Food

Pasadena catfish restaurant owner: 'Can't say if we'll make it'

Pasadena catfish restaurant owner: 'Can't say if we'll make it'
Sudie’s Catfish House owner Paul Bailey has owned and operated the Pasadena restaurant on Spencer Highway for more than 36 years. (Courtesy photo)
Pasadena catfish restaurant owner: 'Can't say if we'll make it'

Sudie’s Catfish House is open on Spencer Highway in Pasadena where current owner Paul Bailey has served homemade seafood dishes and desserts for almost 37 years.

Pasadena catfish restaurant owner: 'Can't say if we'll make it'
Sudie’s Catfish House, on Spencer Highway in Pasadena, hopes to survive in a novel coronavirus pandemic environment which hasn’t been kind to most businesses.

In surviving two hurricanes, Paul Bailey has weathered the worst Mother Nature could offer in his 36-plus years of owning and operating Sudie’s Catfish House.

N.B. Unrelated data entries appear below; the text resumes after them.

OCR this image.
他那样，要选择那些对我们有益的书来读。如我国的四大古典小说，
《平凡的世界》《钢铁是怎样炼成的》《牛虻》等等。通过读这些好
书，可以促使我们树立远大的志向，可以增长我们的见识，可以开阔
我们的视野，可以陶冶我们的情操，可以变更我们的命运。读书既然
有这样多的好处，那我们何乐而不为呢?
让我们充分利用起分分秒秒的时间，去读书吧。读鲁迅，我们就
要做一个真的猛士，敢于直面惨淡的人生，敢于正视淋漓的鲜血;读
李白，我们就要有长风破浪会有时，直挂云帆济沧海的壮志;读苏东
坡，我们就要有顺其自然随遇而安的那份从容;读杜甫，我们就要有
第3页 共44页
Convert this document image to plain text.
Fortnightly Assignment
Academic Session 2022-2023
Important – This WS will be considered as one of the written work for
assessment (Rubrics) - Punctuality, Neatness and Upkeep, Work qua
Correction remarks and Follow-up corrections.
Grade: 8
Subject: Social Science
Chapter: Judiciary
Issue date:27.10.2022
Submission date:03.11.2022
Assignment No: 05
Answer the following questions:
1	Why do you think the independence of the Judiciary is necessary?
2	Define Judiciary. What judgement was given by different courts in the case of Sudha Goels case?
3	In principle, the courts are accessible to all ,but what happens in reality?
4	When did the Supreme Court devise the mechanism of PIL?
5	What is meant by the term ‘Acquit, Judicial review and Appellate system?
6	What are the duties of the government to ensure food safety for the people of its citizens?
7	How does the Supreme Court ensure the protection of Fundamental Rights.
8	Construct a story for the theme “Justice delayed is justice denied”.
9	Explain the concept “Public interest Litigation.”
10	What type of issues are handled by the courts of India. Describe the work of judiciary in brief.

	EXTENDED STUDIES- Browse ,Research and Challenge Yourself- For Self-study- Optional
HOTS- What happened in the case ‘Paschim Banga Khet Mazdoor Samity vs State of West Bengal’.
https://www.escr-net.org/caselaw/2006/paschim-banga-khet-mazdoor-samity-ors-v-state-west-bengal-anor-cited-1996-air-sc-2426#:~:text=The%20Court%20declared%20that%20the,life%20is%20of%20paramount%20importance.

At least that’s what he believed until 2020 arrived.

Bailey says unequivocally that he has never encountered a foe quite like the novel coronavirus pandemic.

Sudie’s, a seafood staple in the Pasadena community, is fighting to stay afloat in unprecedented times.

Even though Bailey never closed the restaurant during the pandemic, it is a daily struggle.

“I really can’t say if we’ll make it — I think it’s anybody’s guess,” Bailey said. “I want to stay in business to get to the other side, as they call it, and see what happens.

“I just don’t know, and I don’t think anybody else knows.

“I keep data on it every day when we get day-end reports,” he said. “Now, we’re right about 60 percent dine-in and 40 percent to-go orders.

“We commonly have an 80-20 split, and I think that shows that there’s still a lot of people afraid to come back. We’ve done some stuff like online ordering, which has added about 5 percent on to the gross.”

A bad first half

Bailey said the pandemic couldn’t have struck at a more crucial time for his business.

“The big thing for us is we’re at the Houston Livestock Show and Rodeo every year,” he said. “We’ve been there 20 years. We’ve grown accustomed to the rodeo and Lent - because we’re a seafood establishment. We rely heavily on the first half of the year for the majority of our income.

“It drops off the second half, and now it put us in a bind to make it. One in every three restaurants aren’t going to make it, and you don’t want to be that one. We’ve been around too long.”

Bailey has seen, first-hand, the effects of the pandemic.

“One of our competitors up the street looks like it’s closed,” he said. “I don’t know if it’s permanent or temporary. I’ve driven by it a few times and there’s no one there.”

Continuing to offer full menu

Bailey is doing his best to keep his chin up.

“One thing I was proud of that other restaurants weren’t able to do is that we were able to provide a full menu through all of this,” he said. “We didn’t go to a partial menu like a lot of them did.

“We had the core guys in the kitchen that could pull it off and they did.”

Bailey said his team has become more aggressive in trying to secure external business.

“We put three of our employees we brought back doing cold calls to businesses in Houston to attract business for our catering,” he said.

“We’ve done a number of social distancing caterings where we cook on site. We cook it there, box it and put it in these XL containers. Then we put them on a table away from where we make it and let them pick it up.”

In November, Bailey hopes to celebrate 37 years of serving customers in Pasadena.

“I really don’t know how it’s going to turn out,” he said. “When you see these chain guys shutting down a lot of restaurants or getting out of the business, and then you see mom-and-pops struggling like us, it’s anybody’s guess.

‘Giving it our best shot’

“We’re giving it our best shot by fixing up the place and just doing the best we can in every area. We didn’t shut down. When this started, we went straight to-go orders and never closed our doors.

“The customers really want to see us make it, and boy, I sure appreciate them. On the busiest day we have, which is Good Friday, we had all to-go orders. No dine-in this year.”

At one time, Bailey opened a second location, but his business sense benefited him in that regard.

He sold the League City restaurant shortly before Hurricane Harvey hit in August 2017. That site flooded, and the building remains vacant.

The Bailey family has been operating its Pasadena restaurant at its current location since 1983, specializing in Mississippi farm-raised catfish.

Other old-fashioned recipes include hand-butterflied and hand-breaded shrimp along with signature items such as fried green tomatoes, fried dill pickles and in-season hot boiled crawfish.

Son Clay Bailey has assumed many of the day-to-day operations from his father.

The elder Bailey wishes he had a crystal ball.

“Doing to-go orders … you can’t meet what you do on dine-ins,” he said. “Particularly after July and August, we’ll see what it’s going to be like.

“At the rodeo, we’d go out there and build a booth that looks like an old house next to our trailer in the parking lot. We’d serve a bunch of people the entire run of the rodeo.

“I’ve never seen anything like this. Our two biggest revenue months are lost,” Bailey said. “For us, you couldn’t have picked a worse time for this to happen.”